DEA, FBI and other federal officials announced today that HSBC Holdings plc – a United Kingdom corporation headquartered in London – and HSBC Bank USA have agreed to forfeit $1.256 billion and enter into a deferred prosecution agreement with the Justice Department.
A four-count felony criminal information was filed today in federal court against HSBC with willfully failing to maintain an effective anti-money laundering program. HSBC has waived federal indictment, agreed to the filing of the information, and has accepted responsibility for its criminal conduct and that of its employees. In addition, the HSBC Group violated U.S. laws by illegally conducting transactions on behalf of customers in Cuba, Iran, Libya, Sudan and Burma – all countries that were subject to sanctions enforced by the Office of Foreign Assets Control (OFAC) at the time of the transactions.
Records show that between 2006-10 Mexico’s Sinaloa cartel run by Chapo Guzman and Colombia’s Norte del Valle cartel laundered at least $881 million in drug proceeds through the U.S. financial system via HSBC.

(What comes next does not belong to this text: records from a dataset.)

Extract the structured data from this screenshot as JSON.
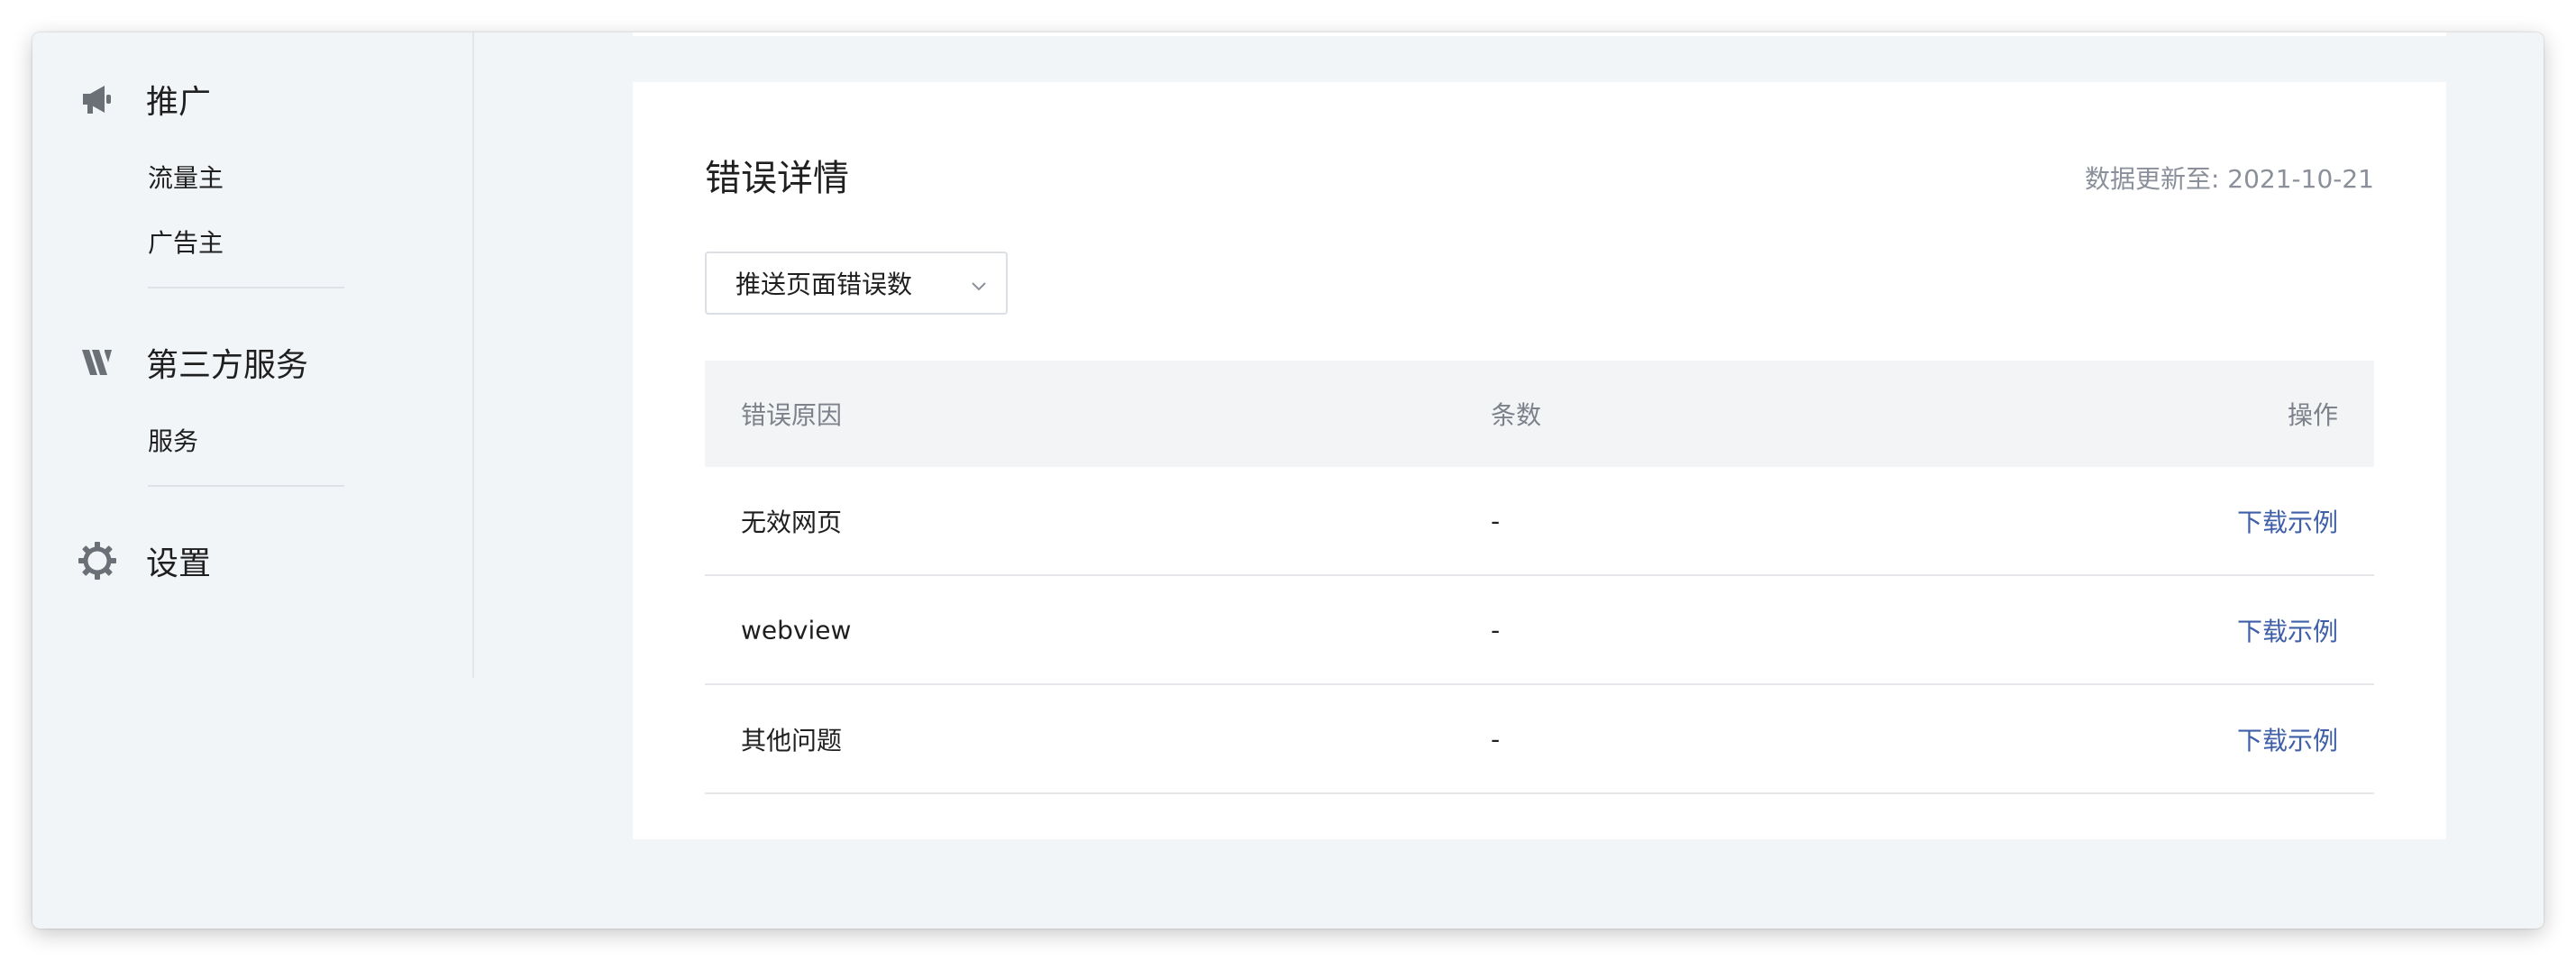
{
  "sidebar": {
    "groups": [
      {
        "label": "推广",
        "icon": "megaphone-icon",
        "items": [
          "流量主",
          "广告主"
        ]
      },
      {
        "label": "第三方服务",
        "icon": "third-party-logo-icon",
        "items": [
          "服务"
        ]
      },
      {
        "label": "设置",
        "icon": "gear-icon",
        "items": []
      }
    ]
  },
  "card": {
    "title": "错误详情",
    "updated_label": "数据更新至: 2021-10-21",
    "select": {
      "value": "推送页面错误数"
    },
    "table": {
      "headers": [
        "错误原因",
        "条数",
        "操作"
      ],
      "rows": [
        {
          "reason": "无效网页",
          "count": "-",
          "action": "下载示例"
        },
        {
          "reason": "webview",
          "count": "-",
          "action": "下载示例"
        },
        {
          "reason": "其他问题",
          "count": "-",
          "action": "下载示例"
        }
      ]
    }
  },
  "colors": {
    "background": "#f2f5f8",
    "card": "#ffffff",
    "link": "#3f5fa8",
    "muted_text": "#8a8f99",
    "table_header_bg": "#f3f4f6"
  }
}
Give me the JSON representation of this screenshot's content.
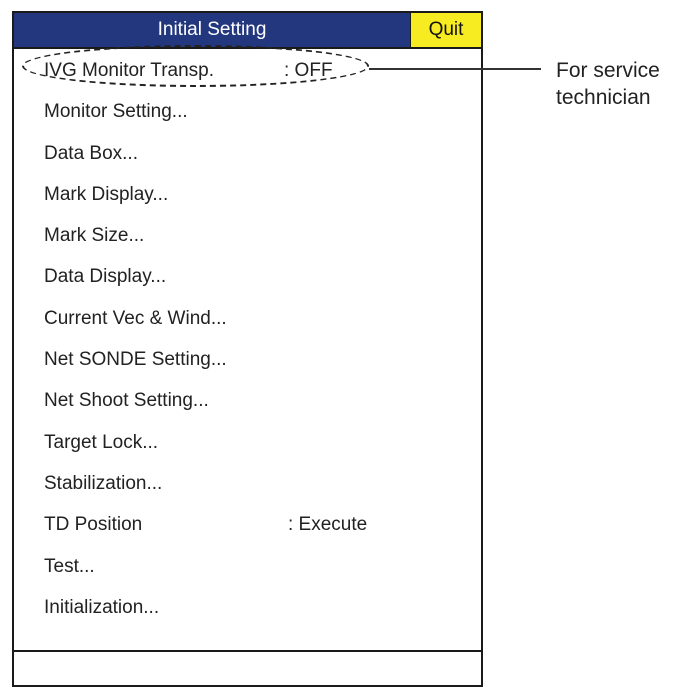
{
  "menu": {
    "title": "Initial Setting",
    "quit_label": "Quit",
    "colors": {
      "title_bar": "#23377f",
      "quit_button": "#f7ec21",
      "title_text": "#ffffff"
    },
    "items": [
      {
        "label": "IVG Monitor Transp.",
        "value": ": OFF"
      },
      {
        "label": "Monitor Setting..."
      },
      {
        "label": "Data Box..."
      },
      {
        "label": "Mark Display..."
      },
      {
        "label": "Mark Size..."
      },
      {
        "label": "Data Display..."
      },
      {
        "label": "Current Vec & Wind..."
      },
      {
        "label": "Net SONDE Setting..."
      },
      {
        "label": "Net Shoot Setting..."
      },
      {
        "label": "Target Lock..."
      },
      {
        "label": "Stabilization..."
      },
      {
        "label": "TD Position",
        "value": ": Execute"
      },
      {
        "label": "Test..."
      },
      {
        "label": "Initialization..."
      }
    ]
  },
  "callout": {
    "line1": "For service",
    "line2": "technician"
  }
}
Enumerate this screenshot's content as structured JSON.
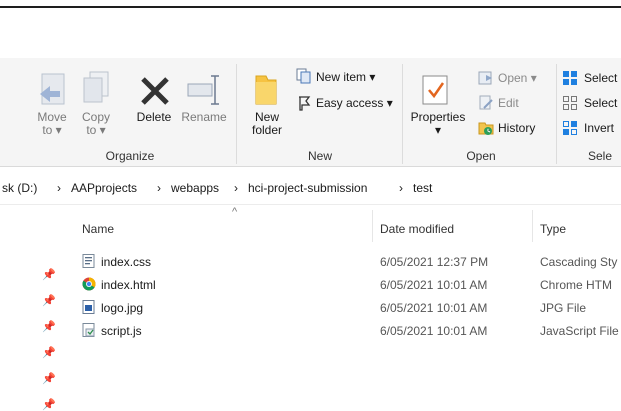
{
  "ribbon": {
    "organize": {
      "label": "Organize",
      "move_to": {
        "line1": "Move",
        "line2": "to ▾"
      },
      "copy_to": {
        "line1": "Copy",
        "line2": "to ▾"
      },
      "delete": "Delete",
      "rename": "Rename"
    },
    "new": {
      "label": "New",
      "new_folder": {
        "line1": "New",
        "line2": "folder"
      },
      "new_item": "New item ▾",
      "easy_access": "Easy access ▾"
    },
    "open": {
      "label": "Open",
      "properties": {
        "line1": "Properties",
        "line2": "▾"
      },
      "open": "Open ▾",
      "edit": "Edit",
      "history": "History"
    },
    "select": {
      "label": "Sele",
      "select_all": "Select",
      "select_none": "Select",
      "invert": "Invert"
    }
  },
  "breadcrumb": {
    "drive": "sk (D:)",
    "sep": "›",
    "items": [
      "AAPprojects",
      "webapps",
      "hci-project-submission",
      "test"
    ]
  },
  "columns": {
    "sort_arrow": "^",
    "name": "Name",
    "date": "Date modified",
    "type": "Type"
  },
  "files": [
    {
      "name": "index.css",
      "date": "6/05/2021 12:37 PM",
      "type": "Cascading Sty",
      "icon": "css-file-icon"
    },
    {
      "name": "index.html",
      "date": "6/05/2021 10:01 AM",
      "type": "Chrome HTM",
      "icon": "chrome-icon"
    },
    {
      "name": "logo.jpg",
      "date": "6/05/2021 10:01 AM",
      "type": "JPG File",
      "icon": "image-file-icon"
    },
    {
      "name": "script.js",
      "date": "6/05/2021 10:01 AM",
      "type": "JavaScript File",
      "icon": "js-file-icon"
    }
  ],
  "pins": [
    "📌",
    "📌",
    "📌",
    "📌",
    "📌",
    "📌"
  ],
  "colors": {
    "accent": "#0078d7",
    "folder": "#f6c342",
    "delete": "#333333"
  }
}
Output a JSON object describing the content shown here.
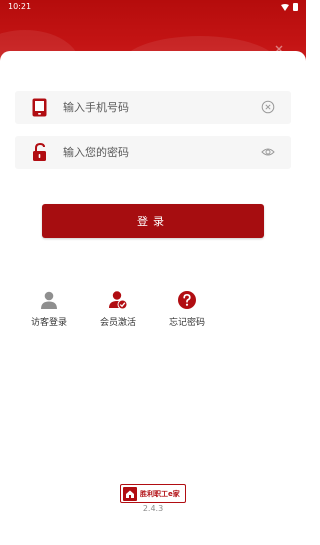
{
  "status_bar": {
    "time": "10:21"
  },
  "login_form": {
    "phone_placeholder": "输入手机号码",
    "password_placeholder": "输入您的密码"
  },
  "login_button_label": "登录",
  "shortcuts": [
    {
      "label": "访客登录",
      "icon": "person-icon"
    },
    {
      "label": "会员激活",
      "icon": "member-check-icon"
    },
    {
      "label": "忘记密码",
      "icon": "question-icon"
    }
  ],
  "footer": {
    "logo_text": "胜利职工e家",
    "version": "2.4.3"
  },
  "colors": {
    "brand_red": "#a60d10",
    "icon_red": "#b10d12",
    "header_red": "#c41414",
    "field_bg": "#f6f6f6",
    "icon_gray": "#9b9b9b"
  }
}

“We accept responsibility for our past mistakes. We have said we are profoundly sorry for them, and we do so again,” said HSBC.
“Today’s historic agreement, which imposes the largest penalty in any BSA prosecution to date, makes it clear that all corporate citizens, no matter how large, must be held accountable for their actions,” said Loretta Lynch, U.S. Attorney.
“Cartels and criminal organization are fueled by money and profits,” said ICE Director John Morton. “
In addition to forfeiting $1.256 billion as part of its deferred prosecution agreement (DPA) with the Department of Justice, HSBC has also agreed to pay $665 million in civil penalties.